Bei der Reifenzerkleinerung handelt es sich in erster Linie um einen mechanischen Prozess, der ganze Reifen in kleinere Stücke zerkleinert und es ermöglicht, Materialien wie Gummi und Stahl für die weitere Verwendung zu trennen. Die Reifenpyrolyse nutzt die thermische Verarbeitung, um Reifenmaterialien zu zersetzen und Produkte wie Öl, Kohlenstoffmaterialien, Stahl und Gas zu erzeugen, wodurch sich die beiden Technologien sowohl in der Verarbeitungsmethode als auch in der Produktion unterscheiden.
Aus recycelten Reifen können Gummikrümel, Gummigranulat, aus Reifen gewonnener Kraftstoff, aus Reifen gewonnene Zuschlagstoffe, wiedergewonnene Kohlenstoffmaterialien, Stahl und andere Sekundärprodukte entstehen. Diese Materialien können im Baugewerbe, in der Straßeninfrastruktur, in der Fertigung, bei der Energieerzeugung, bei Gummiprodukten und anderen industriellen Anwendungen eingesetzt werden.

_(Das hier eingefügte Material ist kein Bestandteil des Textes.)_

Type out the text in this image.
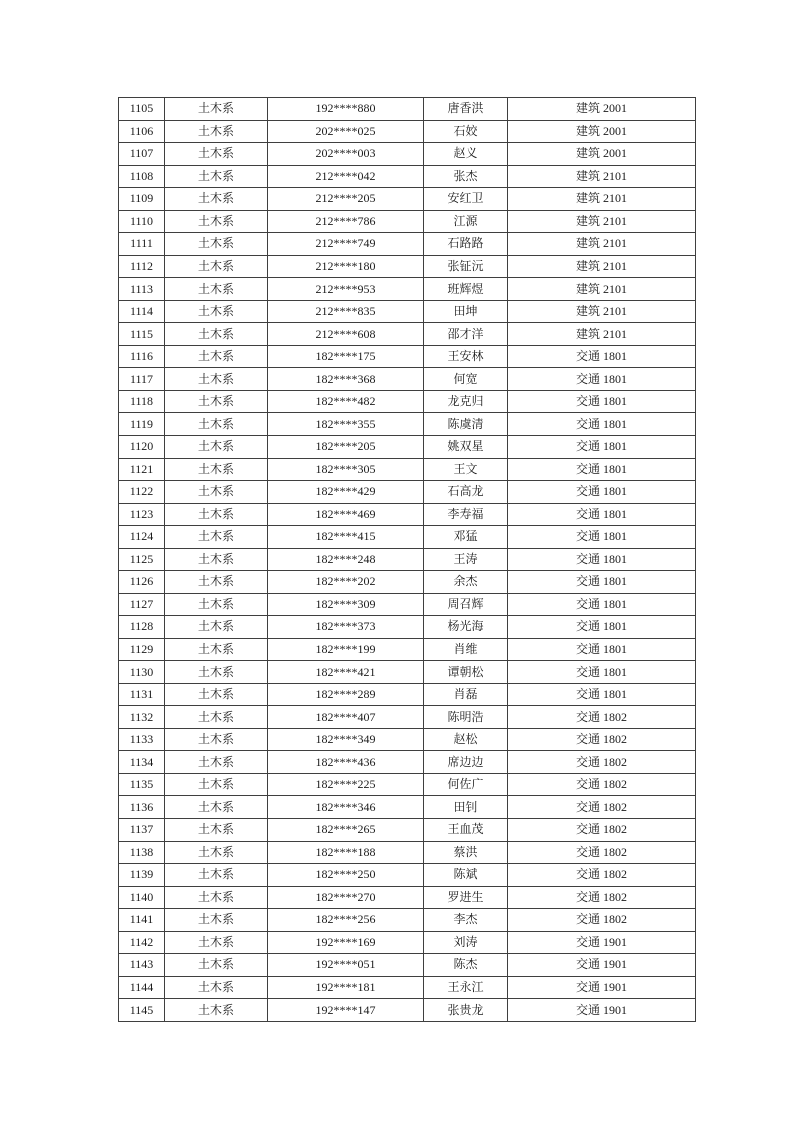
1105	土木系	192****880	唐香洪	建筑 2001
1106	土木系	202****025	石姣	建筑 2001
1107	土木系	202****003	赵义	建筑 2001
1108	土木系	212****042	张杰	建筑 2101
1109	土木系	212****205	安红卫	建筑 2101
1110	土木系	212****786	江源	建筑 2101
1111	土木系	212****749	石路路	建筑 2101
1112	土木系	212****180	张钲沅	建筑 2101
1113	土木系	212****953	班辉煜	建筑 2101
1114	土木系	212****835	田坤	建筑 2101
1115	土木系	212****608	邵才洋	建筑 2101
1116	土木系	182****175	王安林	交通 1801
1117	土木系	182****368	何宽	交通 1801
1118	土木系	182****482	龙克归	交通 1801
1119	土木系	182****355	陈虞清	交通 1801
1120	土木系	182****205	姚双星	交通 1801
1121	土木系	182****305	王文	交通 1801
1122	土木系	182****429	石高龙	交通 1801
1123	土木系	182****469	李寿福	交通 1801
1124	土木系	182****415	邓猛	交通 1801
1125	土木系	182****248	王涛	交通 1801
1126	土木系	182****202	余杰	交通 1801
1127	土木系	182****309	周召辉	交通 1801
1128	土木系	182****373	杨光海	交通 1801
1129	土木系	182****199	肖维	交通 1801
1130	土木系	182****421	谭朝松	交通 1801
1131	土木系	182****289	肖磊	交通 1801
1132	土木系	182****407	陈明浩	交通 1802
1133	土木系	182****349	赵松	交通 1802
1134	土木系	182****436	席边边	交通 1802
1135	土木系	182****225	何佐广	交通 1802
1136	土木系	182****346	田钊	交通 1802
1137	土木系	182****265	王血茂	交通 1802
1138	土木系	182****188	蔡洪	交通 1802
1139	土木系	182****250	陈斌	交通 1802
1140	土木系	182****270	罗进生	交通 1802
1141	土木系	182****256	李杰	交通 1802
1142	土木系	192****169	刘涛	交通 1901
1143	土木系	192****051	陈杰	交通 1901
1144	土木系	192****181	王永江	交通 1901
1145	土木系	192****147	张贵龙	交通 1901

Krümelgummi wird durch mechanische Verarbeitung von Altreifen zu kleinen Gummipartikeln hergestellt, nachdem Materialien wie Stahl und Fasern entfernt wurden. Es kann in Anwendungen wie Sportflächen, Spielplätzen, Gummiprodukten, Straßenmaterialien, Bodenbelägen und anderen technischen Produkten eingesetzt werden.
Recycelter Reifenkautschuk kann in Straßen- und Infrastrukturanwendungen integriert werden, einschließlich gummimodifiziertem Asphalt und anderen Baumaterialien. Die Verwendung von recyceltem Gummi bietet einen zusätzlichen Markt für recyceltes Reifenmaterial und unterstützt gleichzeitig die Entwicklung ressourceneffizienter Baulösungen.